# Eclipse Indigo , geschweifte / eckige Klammer funzt nicht immer



## delphiking1980 (6. Mrz 2012)

Hallo,

ich verwende Eclipse Indigo und irgendwie funktioniert die geschweifte bzw Eckige Klammer nicht mehr kennt jemand das problem ?

Meine Lösung ist Eclipse aus machen und wieder neustarten dann funktioniert das manchmal , manchmal muss ich auch den Rechner neustarten.

Komisch ist nur das auf meiner VM die auf der gleichen Kiste läuft (SVN und DB Server) das ganze funktioniert.

Komisch.


----------



## eRaaaa (6. Mrz 2012)

Hast du JBoss(-Plugins) installiert zufällig?


----------



## delphiking1980 (6. Mrz 2012)

nicht das ich es manuell installiert hätte.


----------



## Paddelpirat (6. Mrz 2012)

Oder hast du das Tastenlayout verändert?
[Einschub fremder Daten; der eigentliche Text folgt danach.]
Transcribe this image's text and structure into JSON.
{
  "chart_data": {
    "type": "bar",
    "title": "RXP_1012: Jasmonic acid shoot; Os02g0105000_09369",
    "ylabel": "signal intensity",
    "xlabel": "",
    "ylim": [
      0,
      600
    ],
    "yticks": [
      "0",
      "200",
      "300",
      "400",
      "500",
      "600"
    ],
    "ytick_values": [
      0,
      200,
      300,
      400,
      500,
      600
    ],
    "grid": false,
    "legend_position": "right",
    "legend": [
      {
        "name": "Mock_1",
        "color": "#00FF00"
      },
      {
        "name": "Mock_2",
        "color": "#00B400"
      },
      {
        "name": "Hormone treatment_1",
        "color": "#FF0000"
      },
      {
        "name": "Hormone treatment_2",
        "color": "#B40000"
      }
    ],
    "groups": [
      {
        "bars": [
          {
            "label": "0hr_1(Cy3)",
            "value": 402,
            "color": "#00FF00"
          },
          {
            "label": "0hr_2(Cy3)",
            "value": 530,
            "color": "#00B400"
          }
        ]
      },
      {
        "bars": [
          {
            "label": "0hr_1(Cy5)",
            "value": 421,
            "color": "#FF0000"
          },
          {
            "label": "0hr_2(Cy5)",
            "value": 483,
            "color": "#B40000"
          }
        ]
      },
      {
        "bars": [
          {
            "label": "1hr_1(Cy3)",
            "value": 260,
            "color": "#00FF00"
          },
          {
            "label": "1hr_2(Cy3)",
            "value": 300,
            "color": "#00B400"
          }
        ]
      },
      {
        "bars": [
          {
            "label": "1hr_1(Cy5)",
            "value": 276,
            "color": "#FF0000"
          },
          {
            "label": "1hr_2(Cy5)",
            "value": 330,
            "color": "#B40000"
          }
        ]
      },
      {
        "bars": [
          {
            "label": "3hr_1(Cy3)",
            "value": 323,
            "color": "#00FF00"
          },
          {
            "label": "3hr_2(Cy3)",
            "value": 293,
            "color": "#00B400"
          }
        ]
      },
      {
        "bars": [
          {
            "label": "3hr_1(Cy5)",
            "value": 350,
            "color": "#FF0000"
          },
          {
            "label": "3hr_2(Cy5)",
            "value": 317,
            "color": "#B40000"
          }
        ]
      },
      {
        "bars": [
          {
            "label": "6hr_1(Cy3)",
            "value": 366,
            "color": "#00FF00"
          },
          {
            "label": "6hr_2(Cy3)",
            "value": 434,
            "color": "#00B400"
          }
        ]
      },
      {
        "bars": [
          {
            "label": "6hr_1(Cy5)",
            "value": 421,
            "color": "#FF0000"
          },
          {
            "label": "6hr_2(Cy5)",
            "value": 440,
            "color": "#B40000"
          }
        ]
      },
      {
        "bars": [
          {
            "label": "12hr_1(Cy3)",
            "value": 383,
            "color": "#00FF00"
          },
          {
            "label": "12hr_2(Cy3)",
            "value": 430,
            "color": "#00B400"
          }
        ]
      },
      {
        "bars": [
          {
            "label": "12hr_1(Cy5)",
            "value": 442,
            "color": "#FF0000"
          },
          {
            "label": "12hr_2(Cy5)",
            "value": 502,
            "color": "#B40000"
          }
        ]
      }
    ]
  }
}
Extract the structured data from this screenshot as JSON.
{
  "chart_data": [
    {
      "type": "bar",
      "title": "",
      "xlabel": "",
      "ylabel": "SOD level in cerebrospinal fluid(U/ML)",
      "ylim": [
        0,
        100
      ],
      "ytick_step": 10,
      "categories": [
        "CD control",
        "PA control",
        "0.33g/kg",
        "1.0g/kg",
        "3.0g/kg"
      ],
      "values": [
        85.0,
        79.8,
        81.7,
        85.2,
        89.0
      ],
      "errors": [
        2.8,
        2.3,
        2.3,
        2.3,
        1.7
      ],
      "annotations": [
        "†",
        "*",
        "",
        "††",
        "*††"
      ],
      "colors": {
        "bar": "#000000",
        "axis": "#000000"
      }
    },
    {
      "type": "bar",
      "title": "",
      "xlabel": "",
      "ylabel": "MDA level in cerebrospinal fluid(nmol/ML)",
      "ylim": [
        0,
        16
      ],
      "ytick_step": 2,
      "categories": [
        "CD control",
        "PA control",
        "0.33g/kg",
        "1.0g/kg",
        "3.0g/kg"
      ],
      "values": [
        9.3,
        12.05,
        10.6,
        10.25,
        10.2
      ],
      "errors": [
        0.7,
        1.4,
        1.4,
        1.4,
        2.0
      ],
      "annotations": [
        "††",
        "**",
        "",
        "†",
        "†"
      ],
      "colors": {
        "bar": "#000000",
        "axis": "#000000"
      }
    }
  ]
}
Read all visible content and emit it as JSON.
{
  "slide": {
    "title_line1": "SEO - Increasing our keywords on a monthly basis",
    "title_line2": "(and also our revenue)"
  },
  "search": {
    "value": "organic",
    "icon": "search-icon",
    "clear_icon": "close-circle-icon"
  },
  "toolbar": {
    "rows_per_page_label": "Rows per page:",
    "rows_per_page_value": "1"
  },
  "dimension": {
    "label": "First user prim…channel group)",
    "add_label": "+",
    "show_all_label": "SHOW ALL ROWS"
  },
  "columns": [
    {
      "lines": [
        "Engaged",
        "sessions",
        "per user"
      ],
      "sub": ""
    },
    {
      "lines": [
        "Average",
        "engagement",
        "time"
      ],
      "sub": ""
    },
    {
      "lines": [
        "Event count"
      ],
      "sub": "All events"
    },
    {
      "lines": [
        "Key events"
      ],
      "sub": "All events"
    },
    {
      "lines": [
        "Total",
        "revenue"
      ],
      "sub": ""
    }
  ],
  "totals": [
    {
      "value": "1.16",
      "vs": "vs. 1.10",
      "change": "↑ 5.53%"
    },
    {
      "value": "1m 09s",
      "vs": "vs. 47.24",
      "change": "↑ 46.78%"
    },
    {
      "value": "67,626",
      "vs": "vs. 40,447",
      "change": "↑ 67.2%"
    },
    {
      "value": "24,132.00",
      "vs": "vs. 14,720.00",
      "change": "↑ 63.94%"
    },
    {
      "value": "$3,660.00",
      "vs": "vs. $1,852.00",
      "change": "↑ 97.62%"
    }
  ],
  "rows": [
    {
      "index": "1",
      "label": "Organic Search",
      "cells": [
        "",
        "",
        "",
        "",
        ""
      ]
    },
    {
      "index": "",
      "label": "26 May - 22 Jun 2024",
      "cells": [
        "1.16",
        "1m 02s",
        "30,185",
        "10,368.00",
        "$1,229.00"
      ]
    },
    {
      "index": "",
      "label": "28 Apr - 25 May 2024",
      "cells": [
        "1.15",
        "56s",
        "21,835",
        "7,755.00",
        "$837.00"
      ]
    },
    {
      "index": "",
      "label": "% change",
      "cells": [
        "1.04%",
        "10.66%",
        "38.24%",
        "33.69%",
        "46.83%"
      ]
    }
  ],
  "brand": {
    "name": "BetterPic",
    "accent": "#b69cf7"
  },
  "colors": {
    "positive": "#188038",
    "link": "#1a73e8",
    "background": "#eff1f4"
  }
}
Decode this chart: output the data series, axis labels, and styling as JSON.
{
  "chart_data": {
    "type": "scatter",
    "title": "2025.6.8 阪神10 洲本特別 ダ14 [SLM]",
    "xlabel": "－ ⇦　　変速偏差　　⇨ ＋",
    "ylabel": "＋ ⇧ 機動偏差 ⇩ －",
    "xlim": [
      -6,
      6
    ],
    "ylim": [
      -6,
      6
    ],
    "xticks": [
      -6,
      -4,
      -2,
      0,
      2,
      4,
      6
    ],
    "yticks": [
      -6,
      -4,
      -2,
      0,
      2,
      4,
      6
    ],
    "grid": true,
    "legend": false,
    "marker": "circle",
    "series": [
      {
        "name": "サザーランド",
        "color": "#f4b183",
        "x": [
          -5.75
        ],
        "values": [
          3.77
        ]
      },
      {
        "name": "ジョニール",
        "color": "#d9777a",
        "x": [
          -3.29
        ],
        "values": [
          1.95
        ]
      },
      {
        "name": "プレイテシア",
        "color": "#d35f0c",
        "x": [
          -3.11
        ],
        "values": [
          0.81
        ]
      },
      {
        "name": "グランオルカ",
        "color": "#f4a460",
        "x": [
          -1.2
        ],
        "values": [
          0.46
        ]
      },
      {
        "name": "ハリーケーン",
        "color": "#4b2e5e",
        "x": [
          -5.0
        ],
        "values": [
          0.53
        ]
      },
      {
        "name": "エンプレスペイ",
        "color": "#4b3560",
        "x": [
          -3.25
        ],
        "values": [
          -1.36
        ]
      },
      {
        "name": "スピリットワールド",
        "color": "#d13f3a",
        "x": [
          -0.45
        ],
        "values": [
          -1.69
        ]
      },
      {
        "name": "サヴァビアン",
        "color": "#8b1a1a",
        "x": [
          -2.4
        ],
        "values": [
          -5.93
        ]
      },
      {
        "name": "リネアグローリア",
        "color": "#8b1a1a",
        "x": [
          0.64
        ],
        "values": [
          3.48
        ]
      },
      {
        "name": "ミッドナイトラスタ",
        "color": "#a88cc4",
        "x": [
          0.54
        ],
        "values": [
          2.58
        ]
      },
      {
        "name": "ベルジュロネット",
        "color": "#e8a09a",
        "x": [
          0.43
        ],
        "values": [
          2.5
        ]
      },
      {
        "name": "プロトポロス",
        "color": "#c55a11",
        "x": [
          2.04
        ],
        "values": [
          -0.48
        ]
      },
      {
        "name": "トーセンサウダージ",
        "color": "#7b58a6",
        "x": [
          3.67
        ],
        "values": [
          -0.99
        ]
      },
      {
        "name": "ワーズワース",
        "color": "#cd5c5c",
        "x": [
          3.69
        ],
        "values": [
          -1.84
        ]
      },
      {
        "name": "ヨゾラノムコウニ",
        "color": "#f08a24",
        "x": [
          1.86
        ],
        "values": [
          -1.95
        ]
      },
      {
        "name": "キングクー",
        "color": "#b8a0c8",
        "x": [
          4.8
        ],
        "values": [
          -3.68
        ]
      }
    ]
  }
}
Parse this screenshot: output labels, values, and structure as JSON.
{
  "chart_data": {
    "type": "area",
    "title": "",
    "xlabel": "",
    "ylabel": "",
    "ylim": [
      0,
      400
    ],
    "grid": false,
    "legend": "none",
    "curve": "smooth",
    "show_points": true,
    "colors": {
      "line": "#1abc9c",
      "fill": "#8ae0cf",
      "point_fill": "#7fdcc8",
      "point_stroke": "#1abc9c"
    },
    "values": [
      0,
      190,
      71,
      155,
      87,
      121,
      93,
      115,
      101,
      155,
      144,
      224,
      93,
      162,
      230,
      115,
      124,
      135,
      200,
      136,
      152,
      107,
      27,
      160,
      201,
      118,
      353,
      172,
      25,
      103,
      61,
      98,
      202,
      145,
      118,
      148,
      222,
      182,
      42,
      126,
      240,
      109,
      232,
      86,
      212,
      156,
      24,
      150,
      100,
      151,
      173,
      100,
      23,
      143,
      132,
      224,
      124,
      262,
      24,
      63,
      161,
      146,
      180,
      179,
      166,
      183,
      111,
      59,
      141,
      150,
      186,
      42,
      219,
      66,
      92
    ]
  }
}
Per Tastenkombination auf englisch gestellt oder so ein Quark?


----------



## delphiking1980 (6. Mrz 2012)

Paddelpirat hat gesagt.:


> Oder hast du das Tastenlayout verändert? Per Tastenkombination auf englisch gestellt oder so ein Quark?



dachte ich zuerst auch nur die umlaute funktionieren ja


----------